Looking back I guess I should have known.  All the signs of a deteriorating relationship had been there for months, maybe even years.  Maybe I saw them, maybe I didn’t.  I do know that I didn’t want to admit it to anyone, most of all myself.  As with many close relationships, I was blissfully unaware while “love” slowly slipped away.

At first, he just rescheduled a few of our dates.  Then, it progressed to his cancelling them outright without explanation.  Finding time to rendezvous was proving more difficult and onerous.  And when we were together, it was like he was really somewhere else.  Like so many other signs, I put this off also to his crazy schedule, and remained happy – grateful even – for the attention he did bestow upon me.  Still … there were some days he would barely look me in the eye, too busy with satisfying his own needs.  I slowly began to realize that all he saw was another woman.  I was just another woman.  Another woman for whom “doing the little things” was too much of a burden.

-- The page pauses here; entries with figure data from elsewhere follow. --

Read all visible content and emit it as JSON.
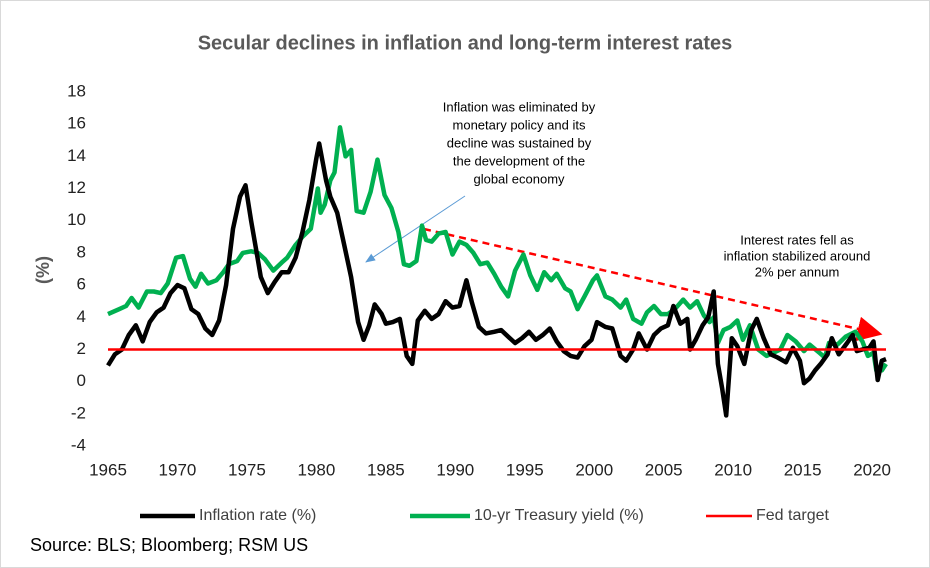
{
  "chart_data": {
    "type": "line",
    "title": "Secular declines in inflation and long-term interest rates",
    "y_label": "(%)",
    "source": "Source: BLS; Bloomberg; RSM US",
    "annotations": [
      [
        "Inflation was eliminated by",
        "monetary policy and its",
        "decline was sustained by",
        "the development of the",
        "global economy"
      ],
      [
        "Interest rates fell as",
        "inflation stabilized around",
        "2% per annum"
      ]
    ],
    "xlim": [
      1965,
      2021
    ],
    "xticks": [
      1965,
      1970,
      1975,
      1980,
      1985,
      1990,
      1995,
      2000,
      2005,
      2010,
      2015,
      2020
    ],
    "ylim": [
      -4,
      18
    ],
    "yticks": [
      -4,
      -2,
      0,
      2,
      4,
      6,
      8,
      10,
      12,
      14,
      16,
      18
    ],
    "grid": false,
    "series": [
      {
        "name": "Inflation rate (%)",
        "color": "#000000",
        "x": [
          1965,
          1965.5,
          1966,
          1966.5,
          1967,
          1967.5,
          1968,
          1968.5,
          1969,
          1969.5,
          1970,
          1970.5,
          1971,
          1971.5,
          1972,
          1972.5,
          1973,
          1973.5,
          1974,
          1974.5,
          1974.9,
          1975.3,
          1975.7,
          1976,
          1976.5,
          1977,
          1977.5,
          1978,
          1978.5,
          1979,
          1979.5,
          1980,
          1980.2,
          1980.7,
          1981,
          1981.5,
          1982,
          1982.5,
          1983,
          1983.4,
          1983.8,
          1984.2,
          1984.7,
          1985,
          1985.5,
          1986,
          1986.5,
          1986.9,
          1987.3,
          1987.8,
          1988.3,
          1988.8,
          1989.3,
          1989.8,
          1990.3,
          1990.8,
          1991.2,
          1991.7,
          1992.2,
          1992.8,
          1993.3,
          1993.8,
          1994.3,
          1994.8,
          1995.3,
          1995.8,
          1996.3,
          1996.8,
          1997.3,
          1997.8,
          1998.3,
          1998.8,
          1999.3,
          1999.8,
          2000.2,
          2000.8,
          2001.3,
          2001.9,
          2002.3,
          2002.8,
          2003.2,
          2003.8,
          2004.3,
          2004.8,
          2005.3,
          2005.7,
          2006.2,
          2006.7,
          2006.9,
          2007.3,
          2007.8,
          2008.2,
          2008.6,
          2008.9,
          2009.2,
          2009.5,
          2009.9,
          2010.3,
          2010.8,
          2011.3,
          2011.7,
          2012.2,
          2012.7,
          2013.2,
          2013.8,
          2014.3,
          2014.8,
          2015.1,
          2015.5,
          2015.9,
          2016.3,
          2016.8,
          2017.1,
          2017.6,
          2018.2,
          2018.6,
          2018.9,
          2019.3,
          2019.8,
          2020.1,
          2020.4,
          2020.7,
          2021
        ],
        "values": [
          1.0,
          1.7,
          2.0,
          2.9,
          3.5,
          2.5,
          3.7,
          4.3,
          4.6,
          5.5,
          6.0,
          5.8,
          4.5,
          4.2,
          3.3,
          2.9,
          3.8,
          6.0,
          9.5,
          11.5,
          12.2,
          10.0,
          8.0,
          6.5,
          5.5,
          6.2,
          6.8,
          6.8,
          7.7,
          9.3,
          11.3,
          13.9,
          14.8,
          12.5,
          11.5,
          10.5,
          8.5,
          6.5,
          3.7,
          2.6,
          3.5,
          4.8,
          4.2,
          3.6,
          3.7,
          3.9,
          1.6,
          1.1,
          3.8,
          4.4,
          3.9,
          4.2,
          5.0,
          4.6,
          4.7,
          6.3,
          4.9,
          3.4,
          3.0,
          3.1,
          3.2,
          2.8,
          2.4,
          2.7,
          3.1,
          2.6,
          2.9,
          3.3,
          2.5,
          1.9,
          1.6,
          1.5,
          2.2,
          2.6,
          3.7,
          3.4,
          3.3,
          1.6,
          1.3,
          2.0,
          3.0,
          2.0,
          2.9,
          3.3,
          3.5,
          4.7,
          3.6,
          3.9,
          2.0,
          2.6,
          3.5,
          4.0,
          5.6,
          1.1,
          -0.4,
          -2.1,
          2.7,
          2.2,
          1.1,
          3.2,
          3.9,
          2.7,
          1.7,
          1.5,
          1.2,
          2.1,
          1.3,
          -0.1,
          0.2,
          0.7,
          1.1,
          1.7,
          2.7,
          1.7,
          2.4,
          2.9,
          1.9,
          2.0,
          2.1,
          2.5,
          0.1,
          1.3,
          1.4
        ]
      },
      {
        "name": "10-yr Treasury  yield (%)",
        "color": "#00b050",
        "x": [
          1965,
          1965.8,
          1966.3,
          1966.7,
          1967.2,
          1967.8,
          1968.3,
          1968.8,
          1969.3,
          1969.9,
          1970.4,
          1970.9,
          1971.3,
          1971.7,
          1972.2,
          1972.8,
          1973.3,
          1973.7,
          1974.3,
          1974.7,
          1975.3,
          1975.8,
          1976.3,
          1976.9,
          1977.5,
          1977.9,
          1978.5,
          1979,
          1979.6,
          1980.1,
          1980.3,
          1980.6,
          1981,
          1981.3,
          1981.7,
          1982.1,
          1982.5,
          1982.9,
          1983.4,
          1983.9,
          1984.4,
          1984.9,
          1985.4,
          1985.9,
          1986.3,
          1986.7,
          1987.2,
          1987.6,
          1987.9,
          1988.3,
          1988.8,
          1989.3,
          1989.8,
          1990.3,
          1990.8,
          1991.3,
          1991.8,
          1992.3,
          1992.8,
          1993.3,
          1993.8,
          1994.3,
          1994.9,
          1995.4,
          1995.9,
          1996.4,
          1996.9,
          1997.3,
          1997.9,
          1998.3,
          1998.8,
          1999.3,
          1999.9,
          2000.2,
          2000.8,
          2001.3,
          2001.9,
          2002.3,
          2002.8,
          2003.4,
          2003.8,
          2004.3,
          2004.8,
          2005.3,
          2005.8,
          2006.4,
          2006.9,
          2007.4,
          2007.9,
          2008.3,
          2008.6,
          2008.9,
          2009.3,
          2009.8,
          2010.3,
          2010.7,
          2011.2,
          2011.8,
          2012.4,
          2012.9,
          2013.4,
          2013.9,
          2014.5,
          2015.1,
          2015.5,
          2016.2,
          2016.6,
          2016.9,
          2017.5,
          2018.1,
          2018.8,
          2019.3,
          2019.7,
          2020.1,
          2020.3,
          2020.7,
          2021
        ],
        "values": [
          4.2,
          4.5,
          4.7,
          5.2,
          4.6,
          5.6,
          5.6,
          5.5,
          6.1,
          7.7,
          7.8,
          6.4,
          5.9,
          6.7,
          6.1,
          6.3,
          6.8,
          7.3,
          7.5,
          8.0,
          8.1,
          8.0,
          7.6,
          6.9,
          7.4,
          7.7,
          8.5,
          9.0,
          9.5,
          12.0,
          10.5,
          11.0,
          12.5,
          13.0,
          15.8,
          14.0,
          14.4,
          10.6,
          10.5,
          11.8,
          13.8,
          11.6,
          10.8,
          9.3,
          7.3,
          7.2,
          7.5,
          9.7,
          8.8,
          8.7,
          9.2,
          9.3,
          7.9,
          8.7,
          8.5,
          8.0,
          7.3,
          7.4,
          6.7,
          5.9,
          5.3,
          6.9,
          7.9,
          6.6,
          5.7,
          6.8,
          6.3,
          6.7,
          5.8,
          5.6,
          4.5,
          5.3,
          6.3,
          6.6,
          5.3,
          5.1,
          4.6,
          5.1,
          3.9,
          3.6,
          4.3,
          4.7,
          4.2,
          4.2,
          4.5,
          5.1,
          4.6,
          5.0,
          4.1,
          3.7,
          4.0,
          2.4,
          3.2,
          3.4,
          3.8,
          2.6,
          3.5,
          2.0,
          1.6,
          1.8,
          2.0,
          2.9,
          2.5,
          1.9,
          2.3,
          1.8,
          1.5,
          2.4,
          2.3,
          2.8,
          3.1,
          2.5,
          1.6,
          1.8,
          0.7,
          0.7,
          1.1
        ]
      },
      {
        "name": "Fed target",
        "color": "#ff0000",
        "x": [
          1965,
          2021
        ],
        "values": [
          2,
          2
        ]
      }
    ]
  }
}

And so now I am faced with the grim and painful reality:  it’s time for me to find a new hair stylist.

I feel so naive. I’m not even sure how to go about this … what words to say to make it easier on us both. How did I not know that more than half of all relationships with hair stylists sadly end in split ends. This is all still fresh to me and a little hard for me to fully articulate my feelings, but this I know to be true:  I’ll be better off for it!  This is something I’ve put off for far too long.  Plain and simple, he no longer fulfils my needs either.  Instead of making me look like Meg Ryan, I look like Camilla Parker-Bowles.  It’s pathetic really; how much my own self-worth and acceptance relied on his judgment of me all these years.  Even more pathetic is the small fortune I’ve handed over to him, the mountains I’ve moved just to get in to see him, and the babysitters I have paid.  If my husband ever finds out… Well, then again, my husband is still barely speaking to me after I rescheduled our 21st anniversary dinner just so that I could take my stylist’s last minute cancellation (costing as much as our anniversary dinner).

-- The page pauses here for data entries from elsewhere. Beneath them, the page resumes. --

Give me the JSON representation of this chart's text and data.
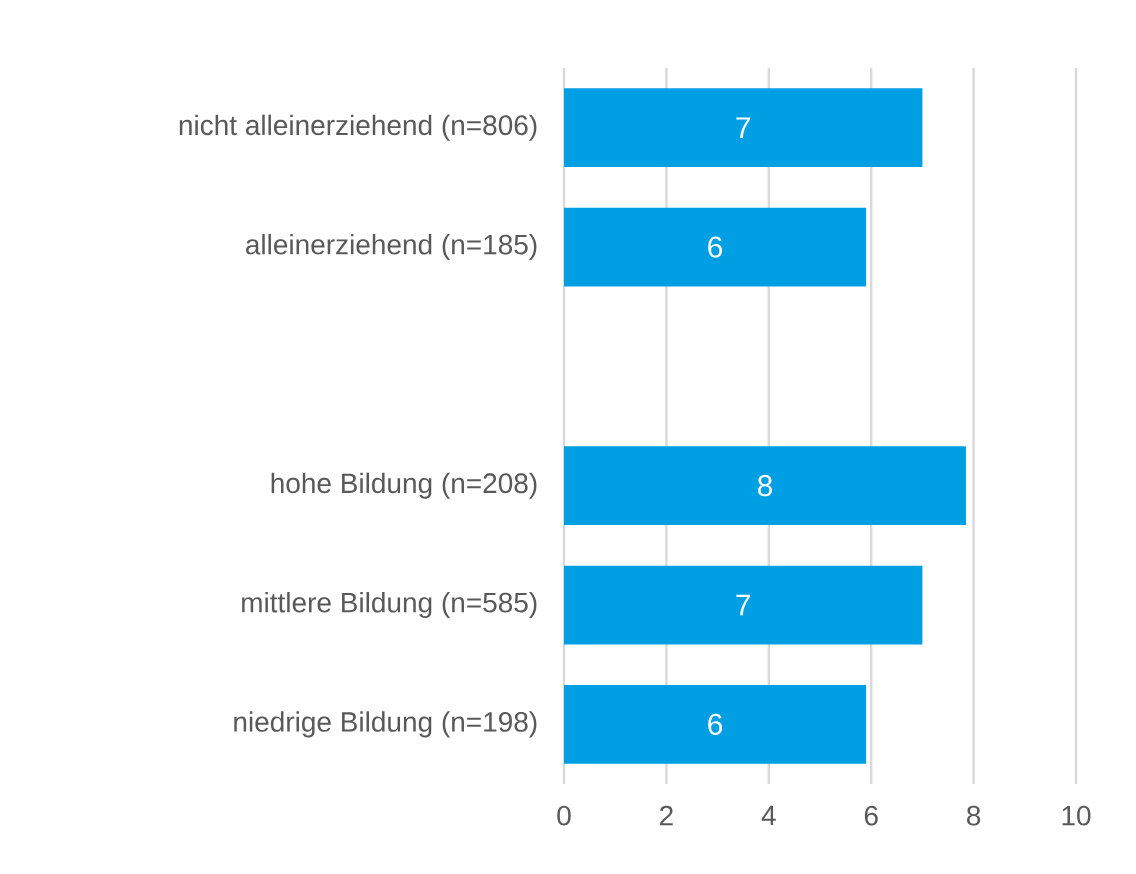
{
  "chart_data": {
    "type": "bar",
    "orientation": "horizontal",
    "categories": [
      "nicht alleinerziehend (n=806)",
      "alleinerziehend (n=185)",
      null,
      "hohe Bildung (n=208)",
      "mittlere Bildung (n=585)",
      "niedrige Bildung (n=198)"
    ],
    "values": [
      7.0,
      5.9,
      null,
      7.85,
      7.0,
      5.9
    ],
    "value_labels": [
      "7",
      "6",
      null,
      "8",
      "7",
      "6"
    ],
    "color": "#009fe3",
    "xlim": [
      0,
      10
    ],
    "xticks": [
      0,
      2,
      4,
      6,
      8,
      10
    ],
    "grid": "x"
  }
}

A break-up with your stylist shouldn’t be messy, but it can be tousled.  I mean, it’s one thing to break up with my stylist, but I do now have to worry about the colour-lateral damage. I will no longer be able to show my face in that same salon again, so have to break up with my pedicurist and esthetician as well. These are the unfortunate side effects of a break – up:  it will sadly affect so many innocent nail polish colours.

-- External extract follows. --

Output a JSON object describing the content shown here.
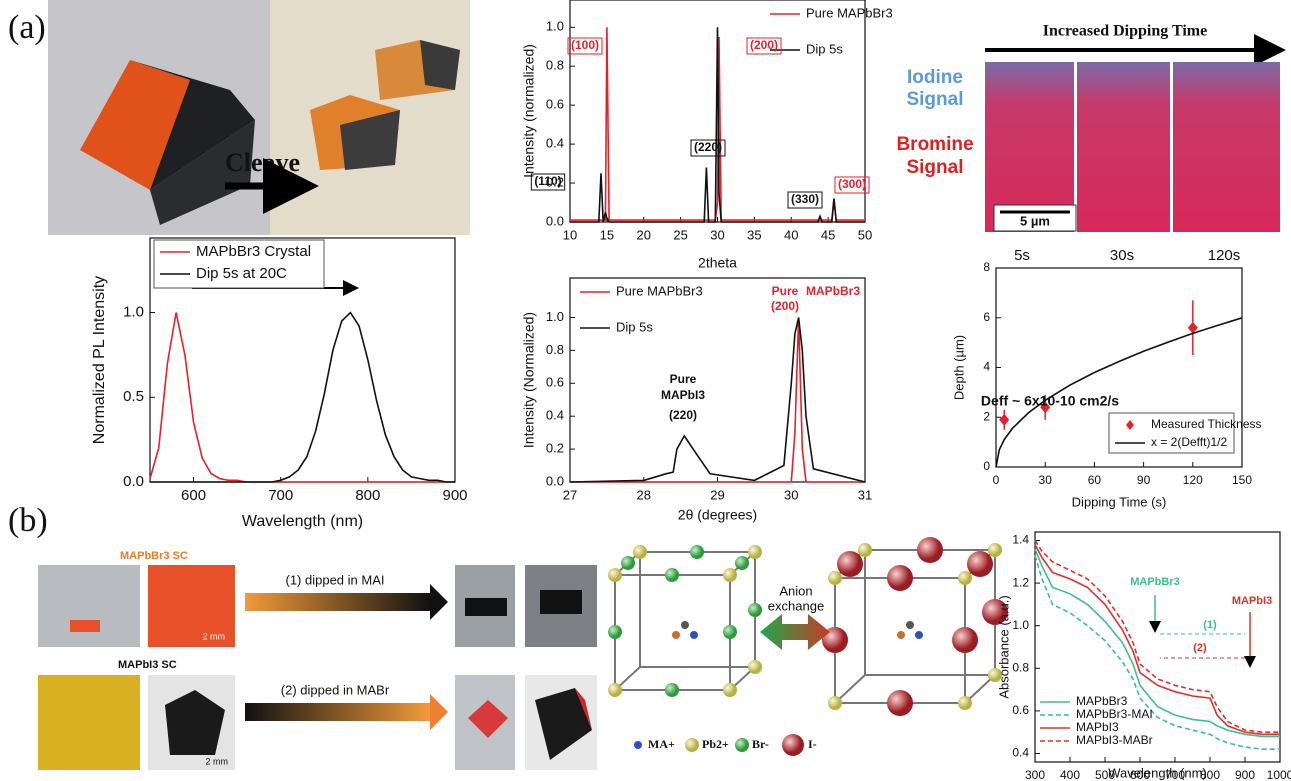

And so? What now? How does one go about finding a new stylist? Is there a eHaircuty.com? LavaLocks.com? A stylist and his or her client are a match made in heaven, until dark roots do they part. I’m not sure if I can deal with an exasperated new stylist bending over me, prying for personal details like, “Oh my God, who did this to your hair?!”

No.  Maybe I should just stick it out.  Stay together with him for the sake of the highlights.  I’m so conflicted.  Someone please help me before I resort to blind appointments, clandestine one-afternooners, or an airport salon tryst [gasp!]!